A cidade (bem como seus viventes, alguns deles) nos dá subsídio para quebrarmos o gelo, para ousarmos ser menos infelizes em meio a vários motivos para sê-lo.
(Motivos justos, quero crer. Das ocasiões injustas, falemos em outra ocasião.)
Quando rir é quase uma indecência, entregue-se a ela.
(E não foi nenhum sábio que me disse isso.)
Tipo, por quase nada. Parado no ônibus, leio na parede pintada:
Eletro-não-sei-o-quê
Rua Pergentino Maia, xxx
Conserte tudo aqui
Telefone xxxx-xxxx
ENFRENTE A COELCE
Um dia inteiro no papel de vítima da inoperância estatal e privada, além da má-fé de algum trombadinha, não foram suficientes para eu me conter. Calado, achei aquilo um barato. Era tão a minha cara.
Super apoiado! Abaixo a tirania das privatizações!
Da mesma forma que achei revigorante, em pleno ritual de cancelamentos e ligações decorrentes de um assalto, saber que uma grande amiga passou numa concorrida seleção para professor de uma grande (talvez não maior que ela) universidade.

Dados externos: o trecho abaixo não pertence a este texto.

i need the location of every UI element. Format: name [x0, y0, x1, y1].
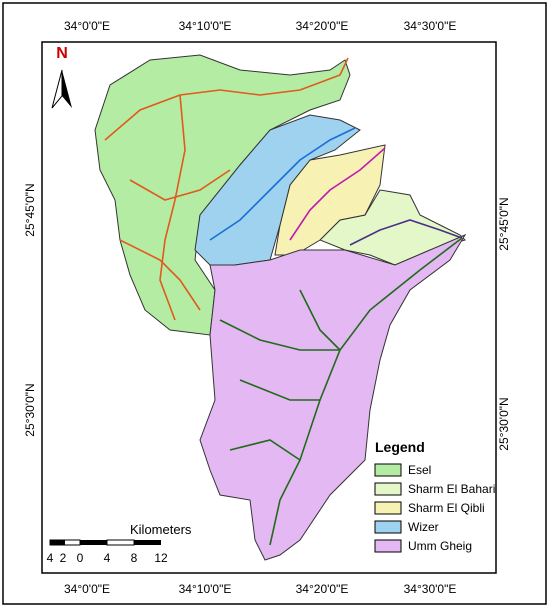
- scale-title: Kilometers: [130, 522, 192, 537]
- top-label: 34°20'0"E: [296, 19, 349, 33]
- scale-tick-label: 2: [60, 551, 67, 565]
- north-arrow: N: [51, 45, 72, 109]
- bottom-label: 34°30'0"E: [404, 582, 457, 596]
- left-label: 25°30'0"N: [23, 383, 37, 436]
- north-label: N: [56, 45, 68, 62]
- streams: [104, 57, 463, 546]
- legend-swatch: [374, 539, 402, 553]
- scale-bar: Kilometers 4 2 0 4 8 12: [47, 522, 192, 565]
- scale-tick-label: 0: [77, 551, 84, 565]
- bottom-label: 34°20'0"E: [296, 582, 349, 596]
- legend-swatch: [374, 520, 402, 534]
- top-label: 34°0'0"E: [64, 19, 110, 33]
- legend-items: Esel Sharm El Bahari Sharm El Qibli Wizer Um…: [374, 463, 495, 553]
- legend-swatch: [374, 463, 402, 477]
- scale-tick-label: 4: [47, 551, 54, 565]
- left-label: 25°45'0"N: [23, 183, 37, 236]
- scale-tick-label: 8: [131, 551, 138, 565]
- right-label: 25°45'0"N: [497, 197, 511, 250]
- legend-title: Legend: [375, 439, 425, 455]
- top-label: 34°30'0"E: [404, 19, 457, 33]
- legend-label: Esel: [408, 463, 431, 477]
- legend-swatch: [374, 501, 402, 515]
- graticule-labels: 34°0'0"E 34°10'0"E 34°20'0"E 34°30'0"E 34°0'…: [23, 19, 511, 596]
- legend-swatch: [374, 482, 402, 496]
- top-label: 34°10'0"E: [179, 19, 232, 33]
- legend-label: Sharm El Bahari: [408, 482, 495, 496]
- scale-tick-label: 4: [104, 551, 111, 565]
- bottom-label: 34°10'0"E: [179, 582, 232, 596]
- scale-tick-label: 12: [154, 551, 168, 565]
- basin: [199, 233, 467, 561]
- legend-label: Sharm El Qibli: [408, 501, 485, 515]
- right-label: 25°30'0"N: [497, 397, 511, 450]
- bottom-label: 34°0'0"E: [64, 582, 110, 596]
- basins: [94, 54, 467, 561]
- legend-label: Umm Gheig: [408, 539, 472, 553]
- legend-label: Wizer: [408, 520, 439, 534]
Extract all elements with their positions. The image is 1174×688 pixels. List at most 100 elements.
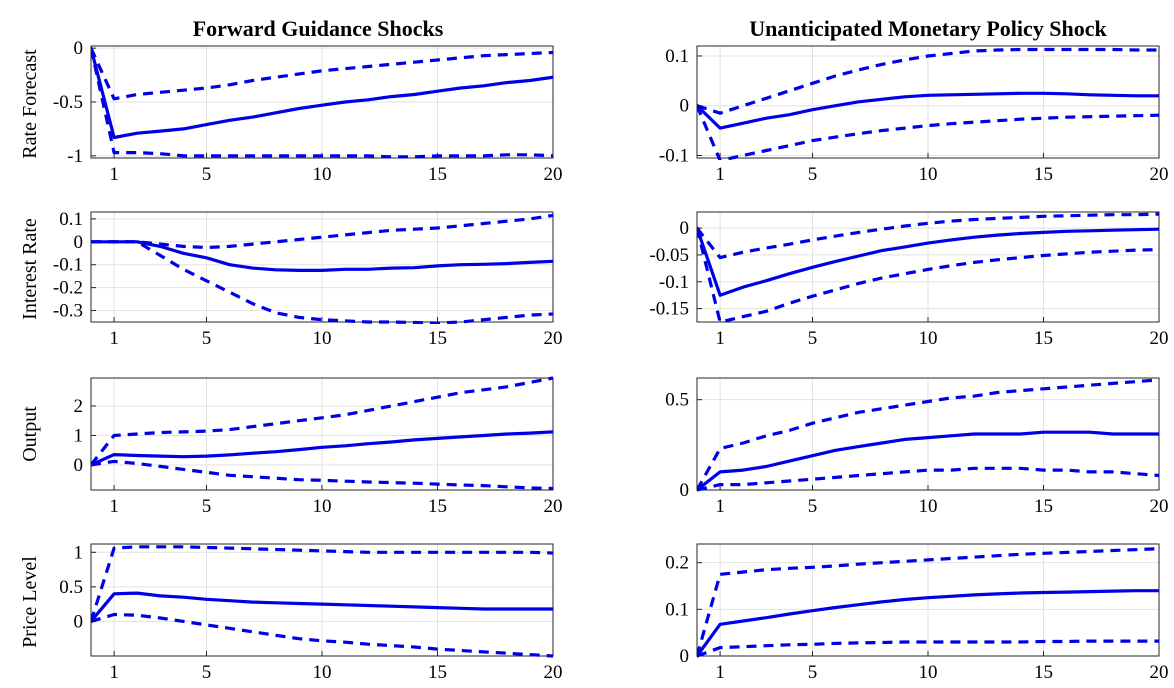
right-column-title: Unanticipated Monetary Policy Shock: [749, 16, 1107, 41]
x-tick-label: 1: [715, 496, 725, 517]
panel-fg-rate-forecast: 1 5 10 15 20-1-0.50: [53, 38, 563, 185]
x-tick-label: 15: [428, 164, 447, 185]
x-tick-label: 1: [109, 496, 119, 517]
row-label-rate-forecast: Rate Forecast: [19, 49, 41, 159]
x-tick-label: 10: [919, 328, 938, 349]
x-tick-label: 1: [715, 164, 725, 185]
x-tick-label: 10: [313, 662, 332, 683]
x-tick-label: 15: [1034, 164, 1053, 185]
series-group: [91, 46, 553, 159]
series-line-upper: [697, 547, 1159, 657]
y-tick-label: -0.05: [649, 245, 689, 266]
y-tick-label: 0.1: [665, 599, 689, 620]
panels-layer: 1 5 10 15 20-1-0.501 5 10 15 20-0.3-0.2-0.100.11…: [53, 38, 1169, 683]
y-tick-label: 0: [680, 96, 690, 117]
x-tick-label: 1: [715, 328, 725, 349]
row-label-price-level: Price Level: [19, 556, 41, 648]
series-line-median: [697, 430, 1159, 492]
x-tick-label: 20: [544, 164, 563, 185]
x-tick-label: 1: [109, 328, 119, 349]
series-line-upper: [697, 47, 1159, 115]
y-tick-label: 1: [74, 425, 84, 446]
x-tick-label: 20: [1150, 496, 1169, 517]
y-tick-label: 0.5: [59, 577, 83, 598]
series-line-upper: [697, 212, 1159, 260]
x-tick-label: 15: [1034, 662, 1053, 683]
y-tick-label: 2: [74, 396, 84, 417]
y-tick-label: -1: [67, 146, 83, 167]
x-tick-label: 10: [313, 164, 332, 185]
x-tick-label: 20: [1150, 662, 1169, 683]
x-tick-label: 15: [428, 328, 447, 349]
left-column-title: Forward Guidance Shocks: [193, 16, 444, 41]
x-tick-label: 5: [202, 496, 212, 517]
y-tick-label: 0.1: [59, 209, 83, 230]
x-tick-label: 10: [919, 662, 938, 683]
y-tick-label: -0.15: [649, 299, 689, 320]
x-tick-label: 10: [919, 164, 938, 185]
series-line-median: [91, 240, 553, 272]
series-group: [697, 547, 1159, 658]
y-tick-label: 0: [74, 38, 84, 59]
panel-mp-rate-forecast: 1 5 10 15 20-0.100.1: [659, 45, 1169, 185]
series-group: [697, 212, 1159, 324]
series-line-lower: [697, 227, 1159, 324]
x-tick-label: 1: [109, 164, 119, 185]
y-tick-label: 0: [74, 455, 84, 476]
x-tick-label: 5: [808, 328, 818, 349]
series-line-median: [697, 91, 1159, 130]
row-label-interest-rate: Interest Rate: [19, 218, 41, 320]
panel-mp-interest-rate: 1 5 10 15 20-0.15-0.1-0.050: [649, 211, 1169, 349]
series-group: [697, 378, 1159, 492]
x-tick-label: 5: [202, 328, 212, 349]
panel-fg-interest-rate: 1 5 10 15 20-0.3-0.2-0.100.1: [53, 209, 563, 349]
x-tick-label: 10: [313, 328, 332, 349]
x-tick-label: 15: [428, 662, 447, 683]
series-line-upper: [91, 213, 553, 250]
series-group: [91, 545, 553, 658]
y-tick-label: 0: [680, 218, 690, 239]
x-tick-label: 15: [1034, 328, 1053, 349]
x-tick-label: 5: [808, 164, 818, 185]
x-tick-label: 10: [919, 496, 938, 517]
y-tick-label: 0: [74, 232, 84, 253]
y-tick-label: 0.1: [665, 46, 689, 67]
y-tick-label: -0.1: [659, 272, 689, 293]
series-line-lower: [697, 466, 1159, 492]
series-group: [697, 47, 1159, 160]
x-tick-label: 20: [544, 496, 563, 517]
y-tick-label: -0.3: [53, 301, 83, 322]
x-tick-label: 15: [1034, 496, 1053, 517]
series-line-median: [697, 589, 1159, 658]
y-tick-label: 0: [74, 611, 84, 632]
y-tick-label: -0.1: [659, 146, 689, 167]
x-tick-label: 5: [202, 662, 212, 683]
y-tick-label: 0: [680, 646, 690, 667]
series-line-median: [91, 430, 553, 467]
series-line-upper: [91, 47, 553, 101]
x-tick-label: 20: [544, 662, 563, 683]
x-tick-label: 1: [109, 662, 119, 683]
row-label-output: Output: [19, 406, 41, 462]
series-group: [91, 213, 553, 324]
y-tick-label: -0.5: [53, 92, 83, 113]
y-tick-label: 1: [74, 542, 84, 563]
y-tick-label: 0.2: [665, 553, 689, 574]
x-tick-label: 20: [1150, 328, 1169, 349]
y-tick-label: 0: [680, 480, 690, 501]
series-line-median: [91, 46, 553, 140]
series-line-upper: [697, 378, 1159, 491]
y-tick-label: -0.1: [53, 255, 83, 276]
x-tick-label: 5: [808, 496, 818, 517]
series-line-median: [697, 226, 1159, 297]
x-tick-label: 10: [313, 496, 332, 517]
x-tick-label: 15: [428, 496, 447, 517]
x-tick-label: 1: [715, 662, 725, 683]
series-line-lower: [91, 47, 553, 159]
series-line-median: [91, 591, 553, 623]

Nem sempre, nas horas em que acho que vou fazer o loser, surge algum dado positivo na vida, por menor que seja. Daí, ficar puto é mesmo o caminho inevitável. E isso, a bem da verdade, tem acontecido cada vez mais.
Mas, como efeito inverso, eu me entrego mais àquilo que refresca a alma.
Viva as reuniões de amigos, a existência das besteiras e à união dos dois.
E hoje eu tive vontade de colocar gente bacana numa moldura. Sei lá por quê. Ah, e sem desmerecer a ninguém, por favor.